The Iron Lady, the Weinstein Company's biopic of Margaret Thatcher, entered its first week of wide release as the No. 10 movie in America -- the only specialty film in the top 10.

Last week's No. 9 film, Focus Features' Tinker Tailor Soldier Spy, dropped out of the top 10 this week.

Iron Lady -- like the specialty films The Artist, My Week With Marilyn, The Descendants, Shame, We Need to Talk About Kevin and Carnage -- could get a boost from Sunday night's Golden Globe Awards.

Tinker Tailor Soldier Spy received no nominations.

Meryl Streep was nominated for her portrayal of the former prime minister of Britain in The Iron Lady, which took $5.4 million in 802 locations in 141 markets this weekend.

It did really well in a lot of commercial theaters, Erik Lomis, the Weinstein Company's distribution president, told TheWrap on Sunday morning. It did really well in art theaters, as well.

This is Iron Lady's third week in release, but last week, it was in only five locations.

With the wider release, its per-location average dropped from an unsustainably high $34,420 to a very strong $6,716.

The movie played especially well in big cities and on both coasts.

As might be expected, the movie drew an older and educated audience: 77 percent were 35 or older and 72 percent had college degrees. The audience was made up of slightly more women than men -- 53 percent women to 47 percent men.

The audience polling firm Cinemascore gave it a B+ grade. The other significant expansion of the weekend was Carnage, directed by Roman Polanski.

Sony Pictures Classics increased the number of locations showing Carnage from 15 to 494. The movie, which earned Jodie Foster and Kate Winslet Golden Globe nominations for best actress, took $785,590 -- a per-location average of $1,590.

Despite dropping out of the top 10, Tinker Tailor Soldier Spy drew solid numbers in its sixth week of release.
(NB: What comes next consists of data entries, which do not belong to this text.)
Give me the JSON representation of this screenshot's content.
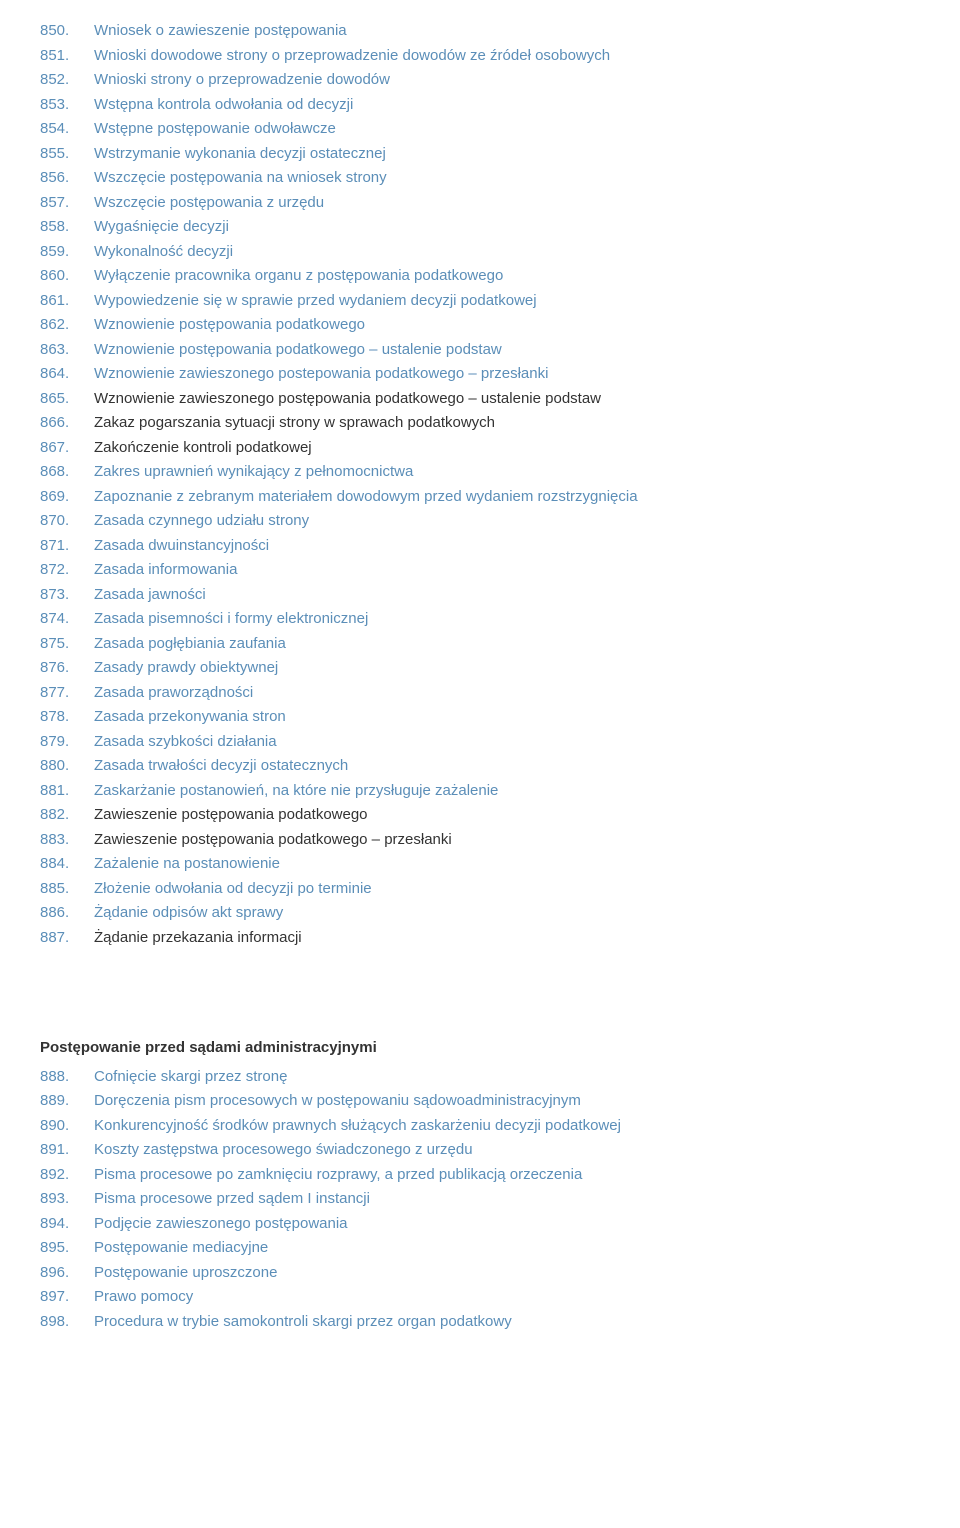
{
  "typography": {
    "font_family": "Verdana, Geneva, sans-serif",
    "font_size": 15,
    "line_height": 1.5,
    "heading_font_weight": "bold"
  },
  "colors": {
    "link_color": "#5b8eb8",
    "text_color": "#333333",
    "number_color": "#5b8eb8",
    "background_color": "#ffffff"
  },
  "sections": [
    {
      "heading": null,
      "items": [
        {
          "number": "850.",
          "text": "Wniosek o zawieszenie postępowania",
          "is_link": true
        },
        {
          "number": "851.",
          "text": "Wnioski dowodowe strony o przeprowadzenie dowodów ze źródeł osobowych",
          "is_link": true
        },
        {
          "number": "852.",
          "text": "Wnioski strony o przeprowadzenie dowodów",
          "is_link": true
        },
        {
          "number": "853.",
          "text": "Wstępna kontrola odwołania od decyzji",
          "is_link": true
        },
        {
          "number": "854.",
          "text": "Wstępne postępowanie odwoławcze",
          "is_link": true
        },
        {
          "number": "855.",
          "text": "Wstrzymanie wykonania decyzji ostatecznej",
          "is_link": true
        },
        {
          "number": "856.",
          "text": "Wszczęcie postępowania na wniosek strony",
          "is_link": true
        },
        {
          "number": "857.",
          "text": "Wszczęcie postępowania z urzędu",
          "is_link": true
        },
        {
          "number": "858.",
          "text": "Wygaśnięcie decyzji",
          "is_link": true
        },
        {
          "number": "859.",
          "text": "Wykonalność decyzji",
          "is_link": true
        },
        {
          "number": "860.",
          "text": "Wyłączenie pracownika organu z postępowania podatkowego",
          "is_link": true
        },
        {
          "number": "861.",
          "text": "Wypowiedzenie się w sprawie przed wydaniem decyzji podatkowej",
          "is_link": true
        },
        {
          "number": "862.",
          "text": "Wznowienie postępowania podatkowego",
          "is_link": true
        },
        {
          "number": "863.",
          "text": "Wznowienie postępowania podatkowego – ustalenie podstaw",
          "is_link": true
        },
        {
          "number": "864.",
          "text": "Wznowienie zawieszonego postepowania podatkowego – przesłanki",
          "is_link": true
        },
        {
          "number": "865.",
          "text": "Wznowienie zawieszonego postępowania podatkowego – ustalenie podstaw",
          "is_link": false
        },
        {
          "number": "866.",
          "text": "Zakaz pogarszania sytuacji strony w sprawach podatkowych",
          "is_link": false
        },
        {
          "number": "867.",
          "text": "Zakończenie kontroli podatkowej",
          "is_link": false
        },
        {
          "number": "868.",
          "text": "Zakres uprawnień wynikający z pełnomocnictwa",
          "is_link": true
        },
        {
          "number": "869.",
          "text": "Zapoznanie z zebranym materiałem dowodowym przed wydaniem rozstrzygnięcia",
          "is_link": true
        },
        {
          "number": "870.",
          "text": "Zasada czynnego udziału strony",
          "is_link": true
        },
        {
          "number": "871.",
          "text": "Zasada dwuinstancyjności",
          "is_link": true
        },
        {
          "number": "872.",
          "text": "Zasada informowania",
          "is_link": true
        },
        {
          "number": "873.",
          "text": "Zasada jawności",
          "is_link": true
        },
        {
          "number": "874.",
          "text": "Zasada pisemności i formy elektronicznej",
          "is_link": true
        },
        {
          "number": "875.",
          "text": "Zasada pogłębiania zaufania",
          "is_link": true
        },
        {
          "number": "876.",
          "text": "Zasady prawdy obiektywnej",
          "is_link": true
        },
        {
          "number": "877.",
          "text": "Zasada praworządności",
          "is_link": true
        },
        {
          "number": "878.",
          "text": "Zasada przekonywania stron",
          "is_link": true
        },
        {
          "number": "879.",
          "text": "Zasada szybkości działania",
          "is_link": true
        },
        {
          "number": "880.",
          "text": "Zasada trwałości decyzji ostatecznych",
          "is_link": true
        },
        {
          "number": "881.",
          "text": "Zaskarżanie postanowień, na które nie przysługuje zażalenie",
          "is_link": true
        },
        {
          "number": "882.",
          "text": "Zawieszenie postępowania podatkowego",
          "is_link": false
        },
        {
          "number": "883.",
          "text": "Zawieszenie postępowania podatkowego – przesłanki",
          "is_link": false
        },
        {
          "number": "884.",
          "text": "Zażalenie na postanowienie",
          "is_link": true
        },
        {
          "number": "885.",
          "text": "Złożenie odwołania od decyzji po terminie",
          "is_link": true
        },
        {
          "number": "886.",
          "text": "Żądanie odpisów akt sprawy",
          "is_link": true
        },
        {
          "number": "887.",
          "text": "Żądanie przekazania informacji",
          "is_link": false
        }
      ]
    },
    {
      "heading": "Postępowanie przed sądami administracyjnymi",
      "items": [
        {
          "number": "888.",
          "text": "Cofnięcie skargi przez stronę",
          "is_link": true
        },
        {
          "number": "889.",
          "text": "Doręczenia pism procesowych w postępowaniu sądowoadministracyjnym",
          "is_link": true
        },
        {
          "number": "890.",
          "text": "Konkurencyjność środków prawnych służących zaskarżeniu decyzji podatkowej",
          "is_link": true
        },
        {
          "number": "891.",
          "text": "Koszty zastępstwa procesowego świadczonego z urzędu",
          "is_link": true
        },
        {
          "number": "892.",
          "text": "Pisma procesowe po zamknięciu rozprawy, a przed publikacją orzeczenia",
          "is_link": true
        },
        {
          "number": "893.",
          "text": "Pisma procesowe przed sądem I instancji",
          "is_link": true
        },
        {
          "number": "894.",
          "text": "Podjęcie zawieszonego postępowania",
          "is_link": true
        },
        {
          "number": "895.",
          "text": "Postępowanie mediacyjne",
          "is_link": true
        },
        {
          "number": "896.",
          "text": "Postępowanie uproszczone",
          "is_link": true
        },
        {
          "number": "897.",
          "text": "Prawo pomocy",
          "is_link": true
        },
        {
          "number": "898.",
          "text": "Procedura w trybie samokontroli skargi przez organ podatkowy",
          "is_link": true
        }
      ]
    }
  ]
}
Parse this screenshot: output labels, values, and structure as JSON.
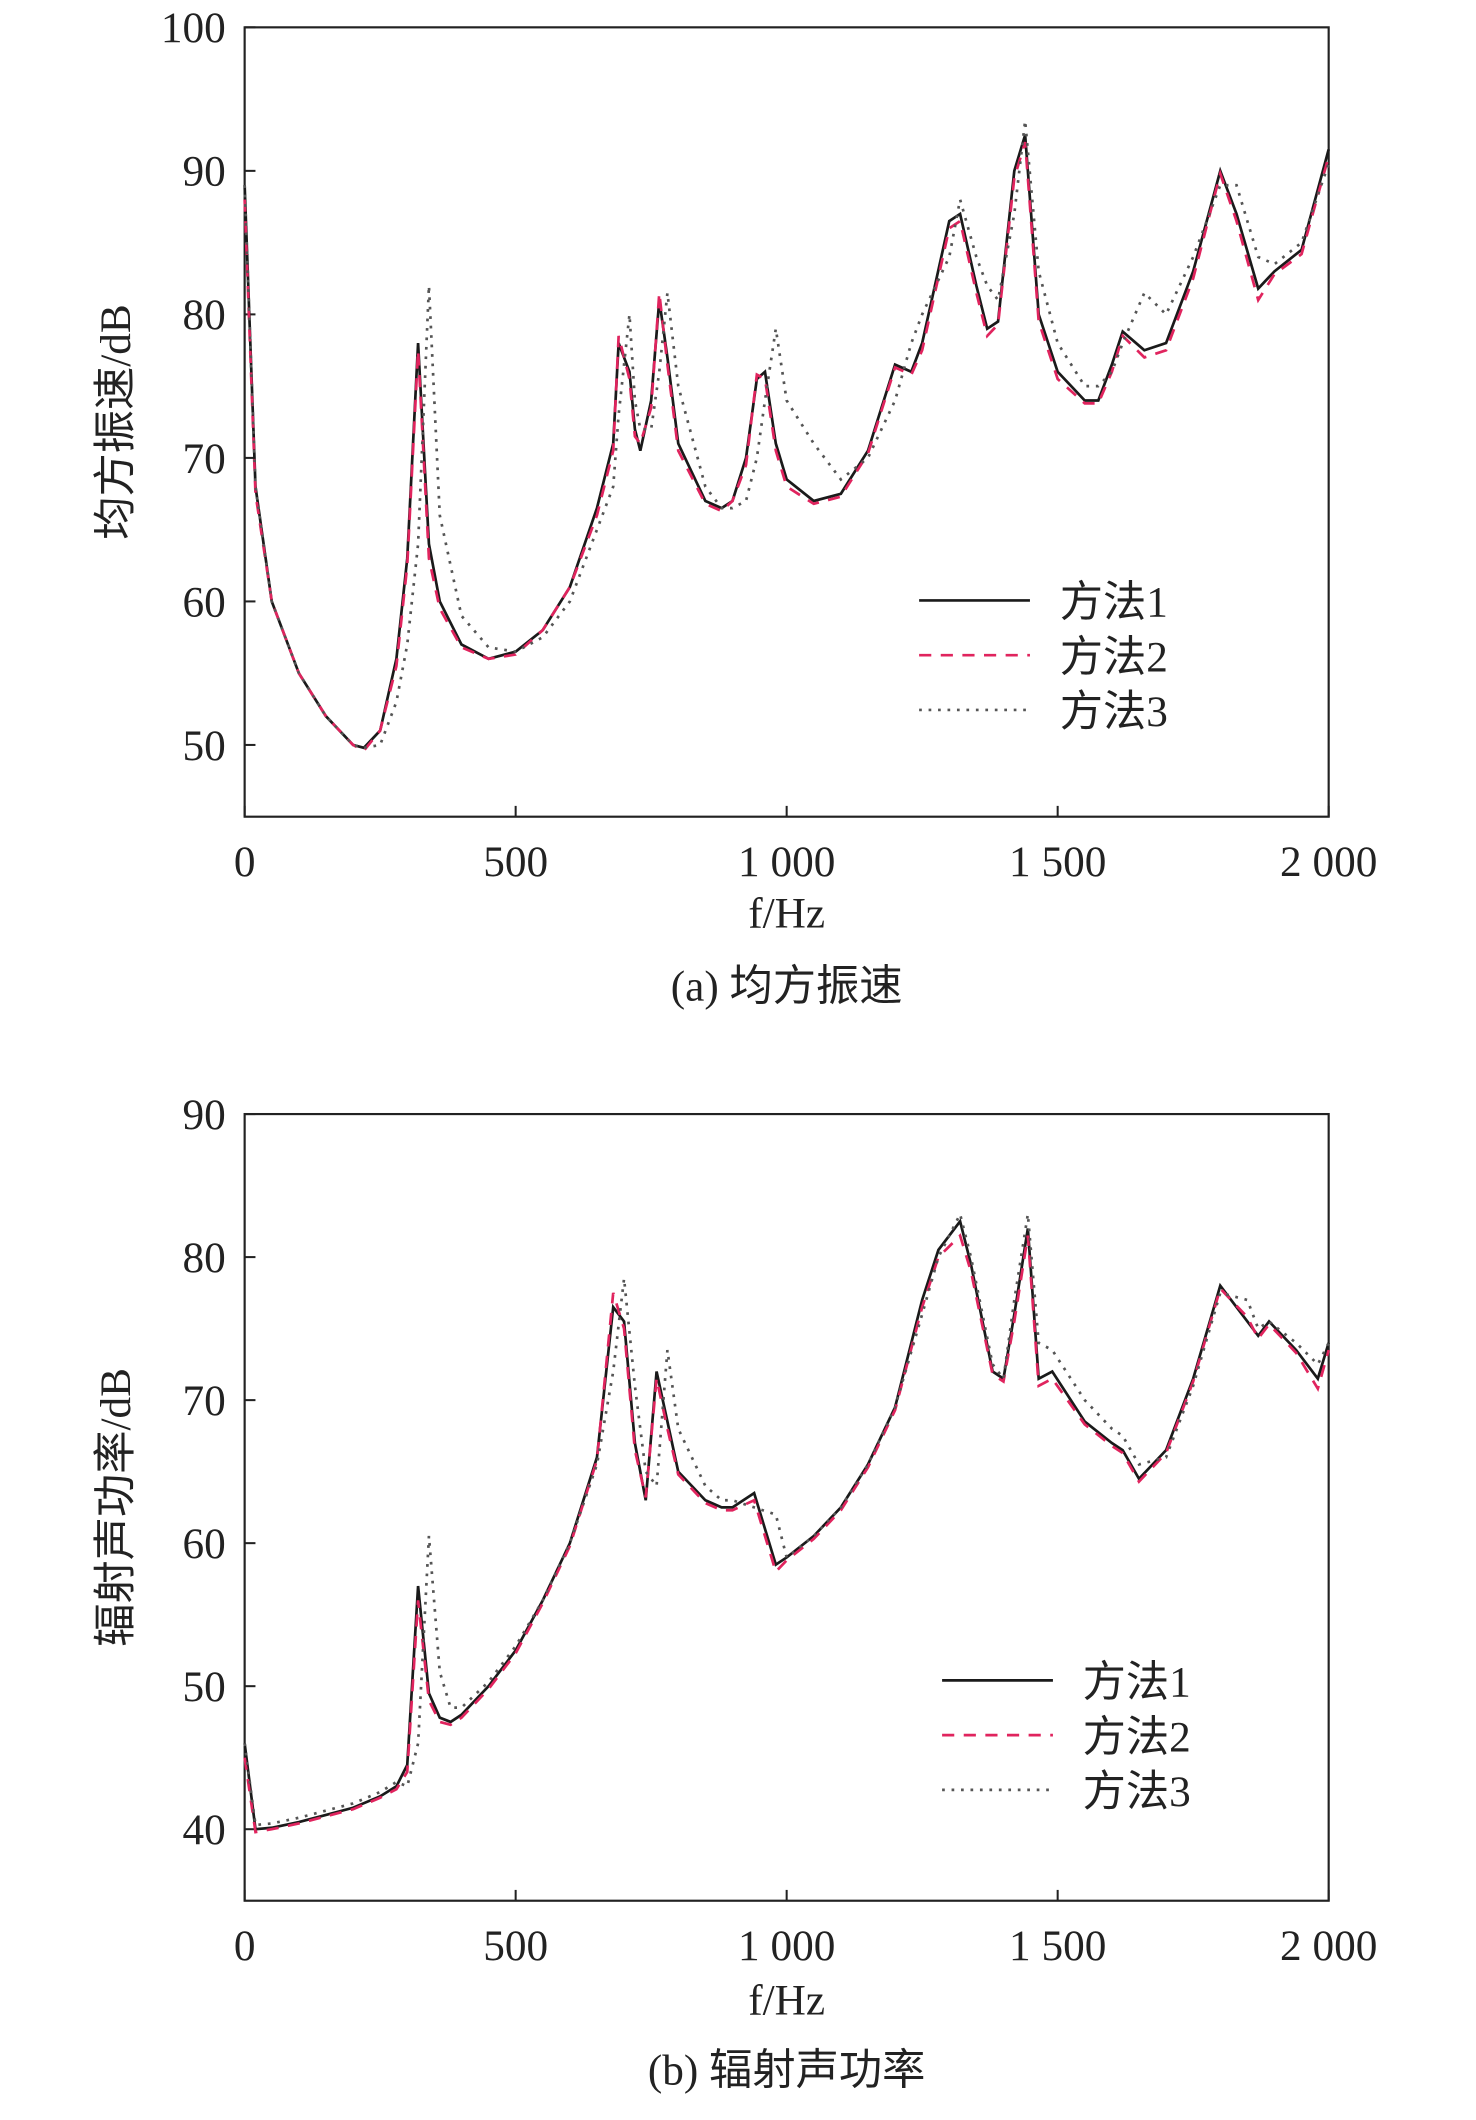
{
  "chart_data": [
    {
      "type": "line",
      "caption": "(a) 均方振速",
      "xlabel": "f/Hz",
      "ylabel": "均方振速/dB",
      "xlim": [
        0,
        2000
      ],
      "ylim": [
        45,
        100
      ],
      "xticks": [
        0,
        500,
        {
          "value": 1000,
          "label": "1 000"
        },
        {
          "value": 1500,
          "label": "1 500"
        },
        {
          "value": 2000,
          "label": "2 000"
        }
      ],
      "yticks": [
        50,
        60,
        70,
        80,
        90,
        100
      ],
      "x": [
        0,
        20,
        50,
        100,
        150,
        200,
        220,
        250,
        280,
        300,
        320,
        340,
        360,
        400,
        450,
        500,
        550,
        600,
        650,
        680,
        690,
        710,
        720,
        730,
        750,
        765,
        780,
        800,
        850,
        880,
        900,
        925,
        945,
        960,
        980,
        1000,
        1050,
        1100,
        1150,
        1200,
        1230,
        1250,
        1300,
        1320,
        1350,
        1370,
        1390,
        1420,
        1440,
        1465,
        1500,
        1550,
        1575,
        1600,
        1620,
        1660,
        1700,
        1750,
        1800,
        1830,
        1870,
        1900,
        1950,
        2000
      ],
      "series": [
        {
          "name": "方法1",
          "color": "#1a1a1a",
          "values": [
            89,
            68,
            60,
            55,
            52,
            50,
            49.8,
            51,
            56,
            63,
            78,
            64,
            60,
            57,
            56,
            56.5,
            58,
            61,
            66.5,
            71,
            78,
            76,
            72,
            70.5,
            74,
            81,
            77,
            71,
            67,
            66.5,
            67,
            70,
            75.5,
            76,
            71,
            68.5,
            67,
            67.5,
            70.5,
            76.5,
            76,
            78,
            86.5,
            87,
            82,
            79,
            79.5,
            90,
            92.5,
            80,
            76,
            74,
            74,
            76.5,
            78.8,
            77.5,
            78,
            83,
            90,
            87,
            81.8,
            83,
            84.5,
            91.5
          ]
        },
        {
          "name": "方法2",
          "color": "#e0245e",
          "values": [
            88,
            67.5,
            60,
            55,
            52,
            50,
            49.6,
            51,
            55.5,
            62.5,
            77.5,
            63,
            59.5,
            56.8,
            56,
            56.3,
            58,
            61,
            66,
            70.5,
            78.5,
            75.5,
            71.5,
            71,
            73.5,
            81.5,
            76.5,
            70.5,
            66.8,
            66.3,
            67,
            69.5,
            75.8,
            75.5,
            70.5,
            68,
            66.8,
            67.3,
            70.3,
            76.3,
            75.8,
            77.5,
            86,
            86.5,
            81.5,
            78.5,
            79.3,
            89.5,
            92,
            79.5,
            75.5,
            73.8,
            73.8,
            76,
            78.5,
            77,
            77.5,
            82.5,
            89.8,
            86.5,
            81,
            82.8,
            84.2,
            91
          ]
        },
        {
          "name": "方法3",
          "color": "#555555",
          "values": [
            89,
            68,
            60,
            55,
            52,
            50,
            49.8,
            50,
            53,
            57,
            64,
            82,
            66,
            59,
            56.8,
            56.5,
            57.5,
            60,
            65,
            68,
            73,
            80,
            74,
            72,
            72,
            76,
            81.5,
            75,
            68,
            66.5,
            66.5,
            67,
            70,
            74,
            79,
            74,
            71,
            68.5,
            70,
            74,
            78,
            80,
            84,
            88,
            84,
            82,
            81,
            87,
            93.5,
            83,
            78,
            75,
            75,
            76,
            78,
            81.5,
            80,
            84,
            89,
            89,
            84,
            83.5,
            85,
            90.5
          ]
        }
      ]
    },
    {
      "type": "line",
      "caption": "(b) 辐射声功率",
      "xlabel": "f/Hz",
      "ylabel": "辐射声功率/dB",
      "xlim": [
        0,
        2000
      ],
      "ylim": [
        35,
        90
      ],
      "xticks": [
        0,
        500,
        {
          "value": 1000,
          "label": "1 000"
        },
        {
          "value": 1500,
          "label": "1 500"
        },
        {
          "value": 2000,
          "label": "2 000"
        }
      ],
      "yticks": [
        40,
        50,
        60,
        70,
        80,
        90
      ],
      "x": [
        0,
        20,
        50,
        100,
        150,
        200,
        250,
        280,
        300,
        320,
        340,
        360,
        380,
        400,
        450,
        500,
        550,
        600,
        650,
        680,
        700,
        720,
        740,
        760,
        780,
        800,
        850,
        880,
        900,
        940,
        980,
        1000,
        1050,
        1100,
        1150,
        1200,
        1250,
        1280,
        1320,
        1340,
        1380,
        1400,
        1420,
        1445,
        1465,
        1490,
        1550,
        1600,
        1620,
        1650,
        1700,
        1750,
        1800,
        1850,
        1870,
        1890,
        1940,
        1980,
        2000
      ],
      "series": [
        {
          "name": "方法1",
          "color": "#1a1a1a",
          "values": [
            46,
            40,
            40.1,
            40.5,
            41,
            41.5,
            42.3,
            43,
            44.5,
            57,
            49.5,
            47.8,
            47.5,
            48,
            50,
            52.5,
            56,
            60,
            66,
            76.5,
            75.5,
            67,
            63,
            72,
            68.5,
            65,
            63,
            62.5,
            62.5,
            63.5,
            58.5,
            59,
            60.5,
            62.5,
            65.5,
            69.5,
            77,
            80.5,
            82.5,
            79.5,
            72,
            71.5,
            76,
            82,
            71.5,
            72,
            68.5,
            67,
            66.5,
            64.5,
            66.5,
            71.5,
            78,
            75.5,
            74.5,
            75.5,
            73.5,
            71.5,
            74
          ]
        },
        {
          "name": "方法2",
          "color": "#e0245e",
          "values": [
            45,
            39.8,
            40,
            40.4,
            40.9,
            41.4,
            42.2,
            42.8,
            44,
            56,
            49,
            47.5,
            47.3,
            47.8,
            49.8,
            52.3,
            55.8,
            59.8,
            65.8,
            77.5,
            75,
            66.5,
            63.2,
            71.5,
            68,
            64.8,
            62.8,
            62.3,
            62.3,
            63,
            58,
            58.8,
            60.3,
            62.3,
            65.3,
            69.3,
            76.5,
            80,
            81.5,
            79,
            71.8,
            71.3,
            75.5,
            81.5,
            71,
            71.5,
            68.3,
            66.8,
            66.3,
            64.3,
            66.3,
            71.3,
            77.8,
            75.8,
            74.3,
            75.3,
            73.3,
            70.8,
            73.5
          ]
        },
        {
          "name": "方法3",
          "color": "#555555",
          "values": [
            46,
            40.3,
            40.4,
            40.8,
            41.3,
            41.8,
            42.6,
            43.3,
            43,
            46,
            60.5,
            51,
            48.5,
            48.5,
            50.3,
            52.8,
            56,
            60,
            65.5,
            72,
            78.5,
            71,
            65,
            64,
            73.5,
            68,
            64,
            63,
            63,
            62.5,
            62,
            59,
            60.5,
            62.5,
            65.5,
            69.5,
            76,
            80,
            83,
            80,
            72.5,
            71.5,
            77,
            83,
            74,
            73.5,
            70,
            68,
            67.5,
            65.5,
            66,
            71,
            77.5,
            77,
            75,
            75.5,
            74,
            72.5,
            74
          ]
        }
      ]
    }
  ]
}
Focus expanded the film from 809 to 886 locations, and grossed $3.2 million. The movie now has taken an estimated $15.1 million. Focus expects it will end the Martin Luther King holiday weekend with nearly $15.8 million.

The Weinstein Company's The Artist went from 172 to 216 screens in its eighth weekend.

The mostly silent, black-and-white movie is nominated for six Golden Globes -- more than any other film.

It grossed $1.167 million over the weekend and now has grossed nearly $8.8 million to date.